The following are the rules for Manual Resistance.  Rules 5 and 5a seem to require the most coaching.  Pausing at the top of movements with pressure necessitates excellent effort from the lifter and the appropriate application of force by the spotter.  Easing into the lowering phase of the movement is critical for maximum recruitment and growth of the musculature. 

Manual Resistance Rules

1). Each athlete must know and understand the rules.

2). The Lifter begins each exercise with the goal of 6-8 reps. This requires pacing, in other words, the first repetition is not an all out effort. The effort must be increasing for every subsequent repetition.

2a). The Spotter should allow the lifter to perform each repetition at the same pace or speed of movement. This will require different amounts of pressure by the spotter during the rep (because of leverage). The lifter will feel as though the resistance is similar at all joint angles (the resistance will feel smooth).

3). The lowering phase of every repetition should be slower than the raising phase. A guide in learning manual resistance is raise the involved limbs up in 1-2 seconds or at a 1-2 count and lower them in 4-5 seconds or at a 4 or 5 count.

3a). The Spotter must make sure that they feel more force by the lifter during the lowering phase of each repetition.

4). The Lifter should continually contract their target musculature during the raising phase and the lowering phase of every repetition.

4a). The Spotter must give feedback to the lifter to ensure there is always a constant contraction on every repetition performed. The spotter should identify any relaxation or loss of force by the lifter during the movement.

5). The Lifter should pause with pressure against the spotter's resistance at the top of every movement. Pausing with pressure and no relaxation is extremely difficult.

5a). The Spotter should insure the lifter is applying force at the top of the movement. The spotter must feel if the lifter is relaxing. The spotter must ease slowly into the lowering phase of the exercise. Slowly easing into the lowering phase or descent is extremely important.

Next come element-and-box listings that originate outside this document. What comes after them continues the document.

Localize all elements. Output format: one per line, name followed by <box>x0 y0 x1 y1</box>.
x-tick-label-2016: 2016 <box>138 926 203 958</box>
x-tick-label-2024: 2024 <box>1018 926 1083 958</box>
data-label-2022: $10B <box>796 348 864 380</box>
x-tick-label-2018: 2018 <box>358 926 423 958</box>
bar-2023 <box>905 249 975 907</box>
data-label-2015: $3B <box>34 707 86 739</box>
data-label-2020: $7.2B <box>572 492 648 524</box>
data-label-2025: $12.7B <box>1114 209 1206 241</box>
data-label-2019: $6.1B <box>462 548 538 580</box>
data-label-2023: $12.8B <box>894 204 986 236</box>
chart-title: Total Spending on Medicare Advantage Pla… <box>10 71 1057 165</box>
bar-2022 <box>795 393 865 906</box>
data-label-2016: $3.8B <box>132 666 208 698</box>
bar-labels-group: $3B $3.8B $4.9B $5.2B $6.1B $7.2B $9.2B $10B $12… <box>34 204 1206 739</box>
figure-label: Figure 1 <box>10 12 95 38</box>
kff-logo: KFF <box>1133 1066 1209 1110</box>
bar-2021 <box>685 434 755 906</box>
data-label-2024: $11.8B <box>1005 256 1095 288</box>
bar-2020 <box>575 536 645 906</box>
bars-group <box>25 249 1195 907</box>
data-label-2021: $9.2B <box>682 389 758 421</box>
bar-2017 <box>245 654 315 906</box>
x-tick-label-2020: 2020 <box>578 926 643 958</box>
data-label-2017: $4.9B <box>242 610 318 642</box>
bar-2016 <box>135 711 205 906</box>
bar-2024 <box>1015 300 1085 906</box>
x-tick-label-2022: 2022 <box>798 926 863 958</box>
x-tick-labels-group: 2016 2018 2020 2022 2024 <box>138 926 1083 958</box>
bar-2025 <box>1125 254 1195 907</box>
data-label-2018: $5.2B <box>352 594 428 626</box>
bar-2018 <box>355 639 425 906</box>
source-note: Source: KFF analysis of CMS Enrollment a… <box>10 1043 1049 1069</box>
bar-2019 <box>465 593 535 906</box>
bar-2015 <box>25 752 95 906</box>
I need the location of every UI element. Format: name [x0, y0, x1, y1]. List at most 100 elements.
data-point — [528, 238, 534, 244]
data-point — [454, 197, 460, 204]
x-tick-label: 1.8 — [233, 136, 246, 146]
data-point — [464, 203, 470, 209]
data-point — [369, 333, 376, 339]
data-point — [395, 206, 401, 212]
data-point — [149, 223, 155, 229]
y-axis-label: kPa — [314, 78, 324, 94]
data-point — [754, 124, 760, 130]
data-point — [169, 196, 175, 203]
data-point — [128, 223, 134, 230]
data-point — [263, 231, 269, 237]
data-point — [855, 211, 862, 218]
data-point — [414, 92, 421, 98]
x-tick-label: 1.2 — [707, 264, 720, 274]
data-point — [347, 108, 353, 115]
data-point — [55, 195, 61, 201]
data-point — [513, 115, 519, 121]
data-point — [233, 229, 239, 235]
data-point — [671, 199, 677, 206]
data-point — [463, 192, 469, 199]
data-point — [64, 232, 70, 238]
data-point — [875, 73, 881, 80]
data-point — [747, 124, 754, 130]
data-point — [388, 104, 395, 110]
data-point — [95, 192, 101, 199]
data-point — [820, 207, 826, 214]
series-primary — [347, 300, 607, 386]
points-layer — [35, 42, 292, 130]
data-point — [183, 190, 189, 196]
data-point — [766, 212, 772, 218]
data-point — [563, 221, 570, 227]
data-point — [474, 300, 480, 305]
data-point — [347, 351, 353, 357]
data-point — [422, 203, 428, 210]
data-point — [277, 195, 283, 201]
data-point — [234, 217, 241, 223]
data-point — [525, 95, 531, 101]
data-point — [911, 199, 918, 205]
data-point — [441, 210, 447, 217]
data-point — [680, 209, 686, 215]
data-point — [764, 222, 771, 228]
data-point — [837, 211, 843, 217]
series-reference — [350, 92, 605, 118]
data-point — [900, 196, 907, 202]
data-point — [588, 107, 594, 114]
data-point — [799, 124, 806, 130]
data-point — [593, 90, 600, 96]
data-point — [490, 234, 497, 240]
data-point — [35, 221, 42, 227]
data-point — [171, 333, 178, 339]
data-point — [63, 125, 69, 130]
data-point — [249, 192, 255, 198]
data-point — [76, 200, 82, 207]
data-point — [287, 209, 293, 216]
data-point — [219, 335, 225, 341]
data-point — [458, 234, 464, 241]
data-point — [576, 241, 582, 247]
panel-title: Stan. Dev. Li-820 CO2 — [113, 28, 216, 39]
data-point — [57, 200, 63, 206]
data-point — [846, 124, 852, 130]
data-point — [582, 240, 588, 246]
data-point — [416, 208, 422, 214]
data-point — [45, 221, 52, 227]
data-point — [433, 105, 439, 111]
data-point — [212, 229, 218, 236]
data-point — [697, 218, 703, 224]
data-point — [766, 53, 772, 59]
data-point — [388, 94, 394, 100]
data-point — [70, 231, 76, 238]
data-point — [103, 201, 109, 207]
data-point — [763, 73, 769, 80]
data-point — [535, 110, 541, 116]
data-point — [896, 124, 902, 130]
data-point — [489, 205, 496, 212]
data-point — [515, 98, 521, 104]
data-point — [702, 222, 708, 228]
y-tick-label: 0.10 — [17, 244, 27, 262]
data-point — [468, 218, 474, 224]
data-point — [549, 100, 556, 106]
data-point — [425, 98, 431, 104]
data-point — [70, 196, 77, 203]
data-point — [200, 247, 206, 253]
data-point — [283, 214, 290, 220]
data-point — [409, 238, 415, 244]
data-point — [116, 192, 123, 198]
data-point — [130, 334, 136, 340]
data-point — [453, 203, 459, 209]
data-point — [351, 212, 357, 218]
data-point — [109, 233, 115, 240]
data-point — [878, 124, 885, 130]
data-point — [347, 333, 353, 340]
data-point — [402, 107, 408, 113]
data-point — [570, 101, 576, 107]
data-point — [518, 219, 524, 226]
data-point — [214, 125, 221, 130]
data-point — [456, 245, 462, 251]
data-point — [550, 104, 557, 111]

6). The exercise is completed when the athlete reaches momentary muscular failure.

 

Manual Resistance Lateral Raise 1

Figure 1

The lifter begins the lateral raise with his arms slightly above parallel and no higher or lower.  The lifter is pushing upwards against the spotters hands.  The spotter makes sure there is a constant force and at no time any relaxation by the lifter.

Manual lateral raise

Figure 2

The transition from slightly above parallel to almost parallel is an extremely important part of the exercise. Though it is only several inches the spotter must feel the lifters constant upward drive as he gathers his strength and recruits more muscle fiber.  The spotter must not push down quickly to overcome the lifters strength, but slowly ease into the movement with the appropriate force.

Manual lateral raise2

Figure 3

The lifter and spotter must work together, especially from figure 1- figure 3, once they master this part of the exercise, that is, the lifter always maintaining upward tension in the paused position and during the descent, manual resistance becomes a tremendous exercise.

Momentary Muscular Failure

Figure 4

When a manual lateral raise is properly performed, after 6-8 repetitions the lifter will not be able to raise his arms with the greatest of effort and zero resistance from the spotter.